Extended Physics Informed Neural Network for Hyperbolic Two-Phase Flow in Porous Media
Saif Ur Rehman, Wajid Yousuf
TL;DR
This work tackles the challenge of solving nonlinear hyperbolic PDEs with sharp fronts using physics-informed learning. It introduces Extended Physics-Informed Neural Networks (XPINNs) that decompose the computational domain in space and time into evolving pre-shock and post-shock regions, with subnetworks coupled via the Rankine-Hugoniot condition. Across Buckley-Leverett tests, XPINN consistently outperforms standard PINNs and variants (diffusivity, Welge, Oleinik) in accurately resolving shocks without artificial diffusion, using the Adam optimizer. The results demonstrate XPINN’s robustness and scalability for challenging hyperbolic problems, with potential applications in two-phase flow in porous media and reservoir engineering.
Abstract
The accurate solution of nonlinear hyperbolic partial differential equations (PDEs) remains challenging due to steep gradients, discontinuities, and multiscale structures that make conventional solvers computationally demanding.
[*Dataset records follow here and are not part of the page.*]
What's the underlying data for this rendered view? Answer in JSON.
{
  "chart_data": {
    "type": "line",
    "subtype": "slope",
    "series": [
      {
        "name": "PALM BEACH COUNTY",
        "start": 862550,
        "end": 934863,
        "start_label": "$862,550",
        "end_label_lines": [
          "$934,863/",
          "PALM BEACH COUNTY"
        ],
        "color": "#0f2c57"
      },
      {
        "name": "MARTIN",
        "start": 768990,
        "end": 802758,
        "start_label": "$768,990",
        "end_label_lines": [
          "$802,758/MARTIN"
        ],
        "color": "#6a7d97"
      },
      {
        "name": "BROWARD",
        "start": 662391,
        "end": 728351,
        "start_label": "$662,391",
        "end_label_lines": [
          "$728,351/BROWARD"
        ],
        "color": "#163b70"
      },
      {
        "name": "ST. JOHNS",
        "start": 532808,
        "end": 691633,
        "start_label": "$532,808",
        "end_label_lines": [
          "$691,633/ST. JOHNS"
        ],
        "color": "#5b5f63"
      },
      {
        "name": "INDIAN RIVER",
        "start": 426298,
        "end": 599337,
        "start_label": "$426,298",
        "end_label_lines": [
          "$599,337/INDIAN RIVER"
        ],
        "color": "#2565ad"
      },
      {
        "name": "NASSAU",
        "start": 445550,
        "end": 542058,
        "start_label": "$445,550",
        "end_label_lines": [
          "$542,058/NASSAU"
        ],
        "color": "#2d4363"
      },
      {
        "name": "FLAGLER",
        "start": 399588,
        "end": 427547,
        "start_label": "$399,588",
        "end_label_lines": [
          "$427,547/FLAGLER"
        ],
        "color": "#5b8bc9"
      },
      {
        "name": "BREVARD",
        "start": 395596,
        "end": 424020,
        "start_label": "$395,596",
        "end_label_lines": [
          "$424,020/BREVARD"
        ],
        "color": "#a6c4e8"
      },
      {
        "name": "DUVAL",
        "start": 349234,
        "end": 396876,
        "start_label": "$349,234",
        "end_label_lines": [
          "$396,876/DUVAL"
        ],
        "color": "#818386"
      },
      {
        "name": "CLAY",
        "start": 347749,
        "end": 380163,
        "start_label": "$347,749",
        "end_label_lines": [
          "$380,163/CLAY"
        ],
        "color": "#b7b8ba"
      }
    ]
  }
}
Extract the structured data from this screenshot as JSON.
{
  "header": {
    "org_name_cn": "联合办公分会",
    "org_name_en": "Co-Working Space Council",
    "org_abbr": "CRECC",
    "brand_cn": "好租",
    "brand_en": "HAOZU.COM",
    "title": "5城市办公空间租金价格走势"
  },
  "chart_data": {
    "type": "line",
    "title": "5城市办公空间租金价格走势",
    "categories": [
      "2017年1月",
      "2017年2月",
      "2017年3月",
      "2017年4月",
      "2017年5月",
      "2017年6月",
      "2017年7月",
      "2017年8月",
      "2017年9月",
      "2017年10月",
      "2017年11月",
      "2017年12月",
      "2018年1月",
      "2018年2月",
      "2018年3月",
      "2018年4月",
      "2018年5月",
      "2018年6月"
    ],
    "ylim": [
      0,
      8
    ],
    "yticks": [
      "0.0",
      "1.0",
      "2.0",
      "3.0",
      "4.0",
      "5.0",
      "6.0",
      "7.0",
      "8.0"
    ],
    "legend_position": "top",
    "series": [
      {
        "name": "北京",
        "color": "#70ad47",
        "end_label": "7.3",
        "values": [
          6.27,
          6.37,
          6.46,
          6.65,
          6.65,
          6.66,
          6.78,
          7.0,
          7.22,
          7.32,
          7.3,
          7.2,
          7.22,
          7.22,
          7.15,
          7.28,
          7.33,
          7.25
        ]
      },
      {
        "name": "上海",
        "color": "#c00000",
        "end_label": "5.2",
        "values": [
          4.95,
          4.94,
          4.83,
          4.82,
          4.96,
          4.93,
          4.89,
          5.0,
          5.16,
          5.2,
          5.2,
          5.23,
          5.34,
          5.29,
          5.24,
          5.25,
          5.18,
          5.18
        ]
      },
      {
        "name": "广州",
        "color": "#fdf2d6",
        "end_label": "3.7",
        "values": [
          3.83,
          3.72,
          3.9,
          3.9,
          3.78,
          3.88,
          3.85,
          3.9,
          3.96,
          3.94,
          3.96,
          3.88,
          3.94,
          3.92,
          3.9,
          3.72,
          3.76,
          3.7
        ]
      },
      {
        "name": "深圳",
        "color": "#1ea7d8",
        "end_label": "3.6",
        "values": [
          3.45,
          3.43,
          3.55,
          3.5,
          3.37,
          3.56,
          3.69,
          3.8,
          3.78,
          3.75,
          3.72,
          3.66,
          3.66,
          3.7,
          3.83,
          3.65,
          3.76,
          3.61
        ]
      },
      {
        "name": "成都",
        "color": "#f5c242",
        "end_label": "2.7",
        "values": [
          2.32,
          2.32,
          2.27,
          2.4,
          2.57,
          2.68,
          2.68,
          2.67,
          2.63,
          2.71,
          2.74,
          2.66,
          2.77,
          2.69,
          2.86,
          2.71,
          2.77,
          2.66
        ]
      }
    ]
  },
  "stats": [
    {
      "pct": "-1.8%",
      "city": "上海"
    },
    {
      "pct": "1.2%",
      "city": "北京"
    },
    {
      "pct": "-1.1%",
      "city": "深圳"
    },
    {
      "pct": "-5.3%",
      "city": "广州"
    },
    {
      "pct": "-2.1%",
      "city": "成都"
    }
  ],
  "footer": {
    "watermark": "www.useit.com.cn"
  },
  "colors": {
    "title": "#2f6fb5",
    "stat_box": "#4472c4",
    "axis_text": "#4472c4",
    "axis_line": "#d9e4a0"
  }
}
Physics-Informed Neural Networks (PINNs) embed the governing equations into the learning process, enabling mesh-free solution of PDEs, yet they often struggle to capture steep gradients, discontinuities, and complex nonlinear wave interactions. To address these limitations, we employ the Extended Physics-Informed Neural Network (XPINN) framework to solve the nonlinear Buckley-Leverett equation with a nonconvex flux, modeling immiscible two-phase flow in porous media. The computational domain is dynamically decomposed in space and time into evolving pre-shock and post-shock subdomains, allowing localized subnetworks to efficiently learn distinct flow behaviors, with coupling enforced via the Rankine-Hugoniot jump condition to ensure physically consistent flux continuity. We compare XPINN with standard PINNs and its variants, including PINN with artificial viscosity, PINN with Welge construction, and PINN with the Oleinik entropy condition, and across all cases, XPINN consistently outperforms the other methods, accurately resolving sharp fronts and capturing the correct physical behavior. Importantly, XPINN achieves this using the simpler Adam optimizer, whereas some PINN variants require more complex or higher-order strategies such as L-BFGS to reach comparable accuracy, demonstrating that XPINN is a robust and scalable approach for challenging hyperbolic PDEs without artificial diffusion or entropy corrections. The code is available at github.com/saifkhanengr/XPINN-for-Buckley-Leverett.